Includes bibliographical references (p. [497]-506) and index

内容説明・目次

内容説明

Toss Woollaston was for many years the pre-eminent twentieth-century New Zealand modernist, whose great landscape paintings changed the way New Zealanders saw their country and themselves. He was also a passionate diarist and correspondent who wrote engagingly about everything: life, love, God, the landscape, poetry, and his friends. But above all, he wrote about art - his own and that of others. His letters are an archive of national importance, spanning his entire lifetime. Many hundreds of them are included in this volume. Woollaston's letters provide a vivid, intimate perspective on his life. Here, in place of the 'famous artist', is an appealing individual, constantly beset by financial insecurity and other obstacles to painting, but possessed of unshakeable self-belief and determination. Candid, opinionated, irreverent, and sometimes caustic, Toss is good company - always engaging, and with a keen eye for social mores, whether at a country fair in Greymouth or an art opening in New York.

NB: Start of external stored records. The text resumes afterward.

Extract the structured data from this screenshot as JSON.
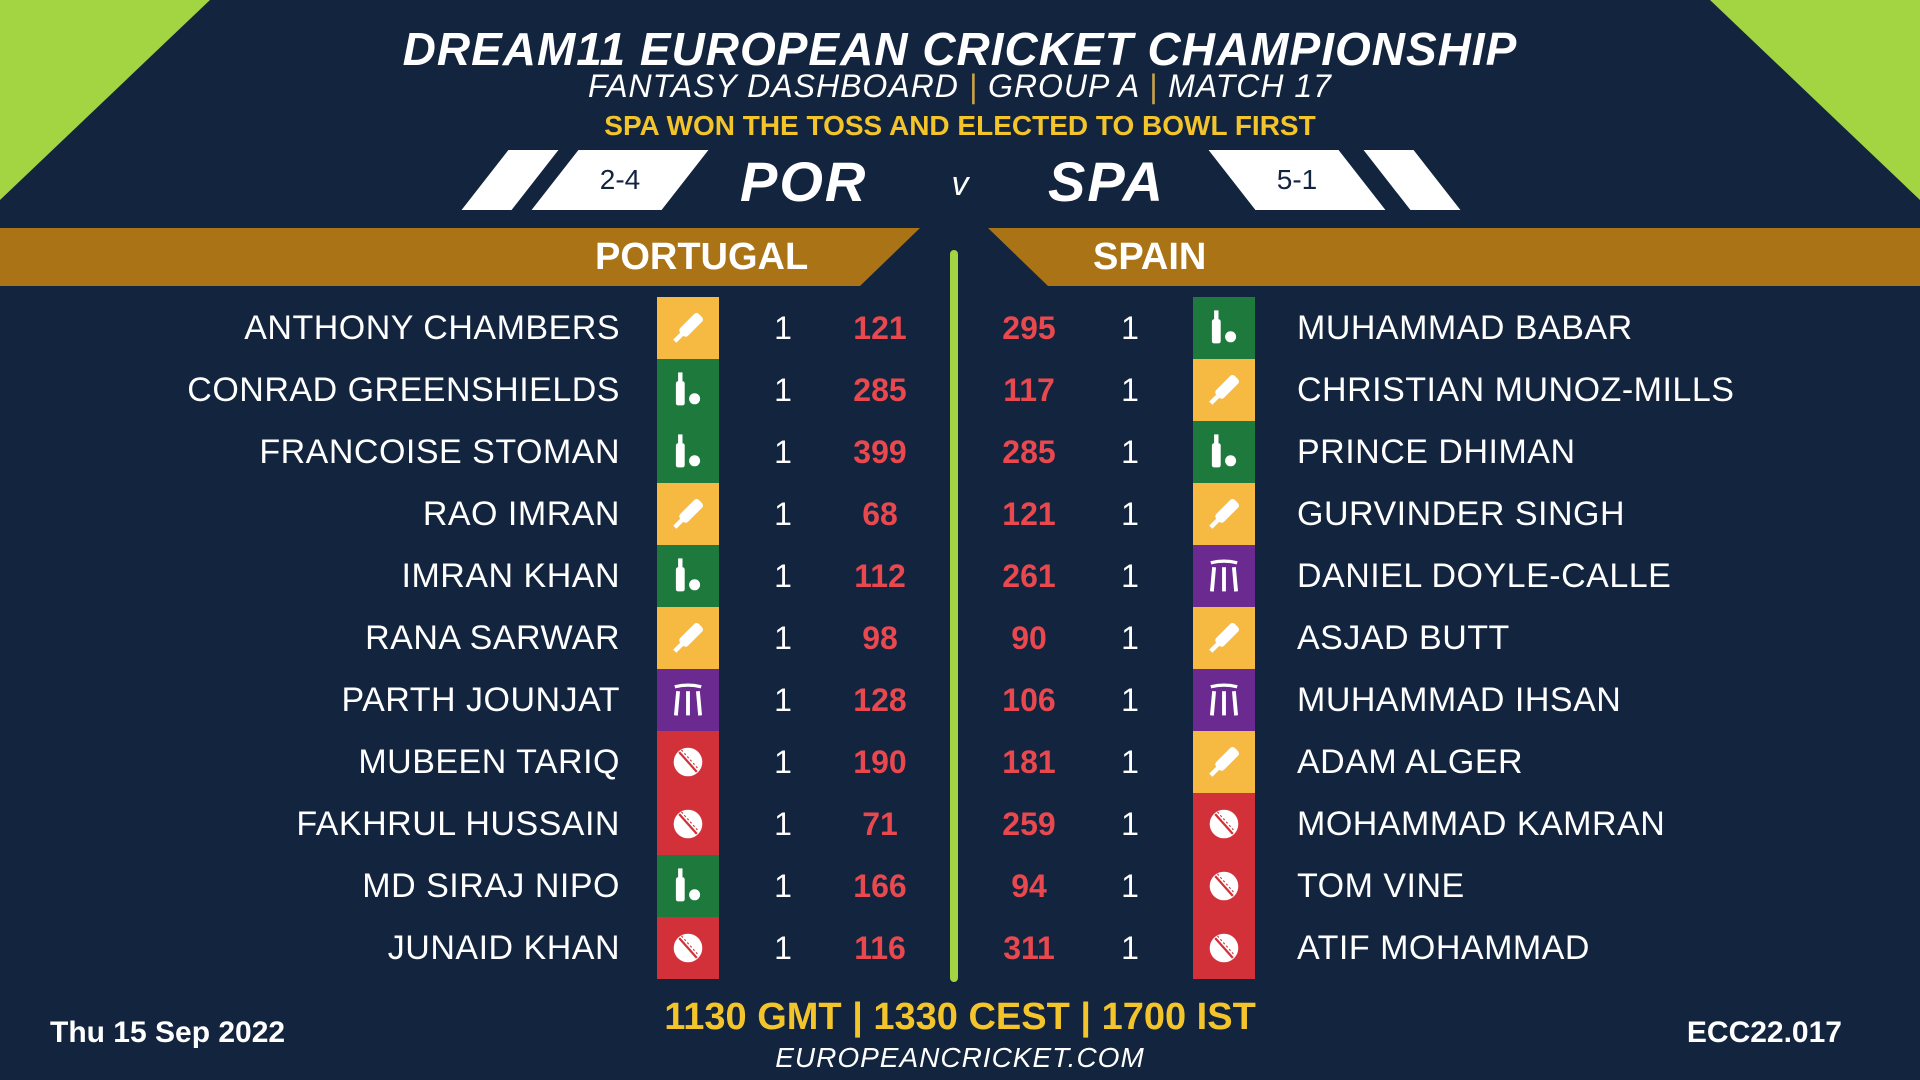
{
  "header": {
    "title": "DREAM11 EUROPEAN CRICKET CHAMPIONSHIP",
    "subtitle_parts": [
      "FANTASY DASHBOARD",
      "GROUP A",
      "MATCH 17"
    ],
    "subtitle_separator": "|",
    "toss": "SPA WON THE TOSS AND ELECTED TO BOWL FIRST"
  },
  "matchup": {
    "home_code": "POR",
    "home_record": "2-4",
    "vs": "v",
    "away_code": "SPA",
    "away_record": "5-1"
  },
  "teams": {
    "home_name": "PORTUGAL",
    "away_name": "SPAIN"
  },
  "role_icons": {
    "bat": "cricket-bat-icon",
    "wk": "bat-and-ball-icon",
    "ar": "stumps-icon",
    "bowl": "cricket-ball-icon"
  },
  "colors": {
    "background": "#13243f",
    "accent_green": "#a3d543",
    "banner": "#a97316",
    "points": "#e8484e",
    "highlight": "#f3c52b",
    "bat": "#f6ba43",
    "wk": "#1d7a3c",
    "ar": "#6a2a8f",
    "bowl": "#d3313a"
  },
  "home_players": [
    {
      "name": "ANTHONY CHAMBERS",
      "role": "bat",
      "count": "1",
      "points": "121"
    },
    {
      "name": "CONRAD GREENSHIELDS",
      "role": "wk",
      "count": "1",
      "points": "285"
    },
    {
      "name": "FRANCOISE STOMAN",
      "role": "wk",
      "count": "1",
      "points": "399"
    },
    {
      "name": "RAO IMRAN",
      "role": "bat",
      "count": "1",
      "points": "68"
    },
    {
      "name": "IMRAN KHAN",
      "role": "wk",
      "count": "1",
      "points": "112"
    },
    {
      "name": "RANA SARWAR",
      "role": "bat",
      "count": "1",
      "points": "98"
    },
    {
      "name": "PARTH JOUNJAT",
      "role": "ar",
      "count": "1",
      "points": "128"
    },
    {
      "name": "MUBEEN TARIQ",
      "role": "bowl",
      "count": "1",
      "points": "190"
    },
    {
      "name": "FAKHRUL HUSSAIN",
      "role": "bowl",
      "count": "1",
      "points": "71"
    },
    {
      "name": "MD SIRAJ NIPO",
      "role": "wk",
      "count": "1",
      "points": "166"
    },
    {
      "name": "JUNAID KHAN",
      "role": "bowl",
      "count": "1",
      "points": "116"
    }
  ],
  "away_players": [
    {
      "name": "MUHAMMAD BABAR",
      "role": "wk",
      "count": "1",
      "points": "295"
    },
    {
      "name": "CHRISTIAN MUNOZ-MILLS",
      "role": "bat",
      "count": "1",
      "points": "117"
    },
    {
      "name": "PRINCE DHIMAN",
      "role": "wk",
      "count": "1",
      "points": "285"
    },
    {
      "name": "GURVINDER SINGH",
      "role": "bat",
      "count": "1",
      "points": "121"
    },
    {
      "name": "DANIEL DOYLE-CALLE",
      "role": "ar",
      "count": "1",
      "points": "261"
    },
    {
      "name": "ASJAD BUTT",
      "role": "bat",
      "count": "1",
      "points": "90"
    },
    {
      "name": "MUHAMMAD IHSAN",
      "role": "ar",
      "count": "1",
      "points": "106"
    },
    {
      "name": "ADAM ALGER",
      "role": "bat",
      "count": "1",
      "points": "181"
    },
    {
      "name": "MOHAMMAD KAMRAN",
      "role": "bowl",
      "count": "1",
      "points": "259"
    },
    {
      "name": "TOM VINE",
      "role": "bowl",
      "count": "1",
      "points": "94"
    },
    {
      "name": "ATIF MOHAMMAD",
      "role": "bowl",
      "count": "1",
      "points": "311"
    }
  ],
  "footer": {
    "times": "1130 GMT | 1330 CEST | 1700 IST",
    "website": "EUROPEANCRICKET.COM",
    "date": "Thu 15 Sep 2022",
    "match_code": "ECC22.017"
  }
}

This collection illuminates Woollaston's painting and his relationships with family, friends, and the art community of his time. It includes letters to contemporaries Ursula Bethell, Charles Brasch, Tony Fomison, and Colin McCahon, among others. Beautifully illustrated with reproductions of paintings, sketches, archival photographs, and samples of the letters themselves, this book features a substantial introduction and bridging text from editor and curator Jill Trevelyan. Altogether, it is a compelling biographical portrait and an important record of a key period in New Zealand's cultural and social history.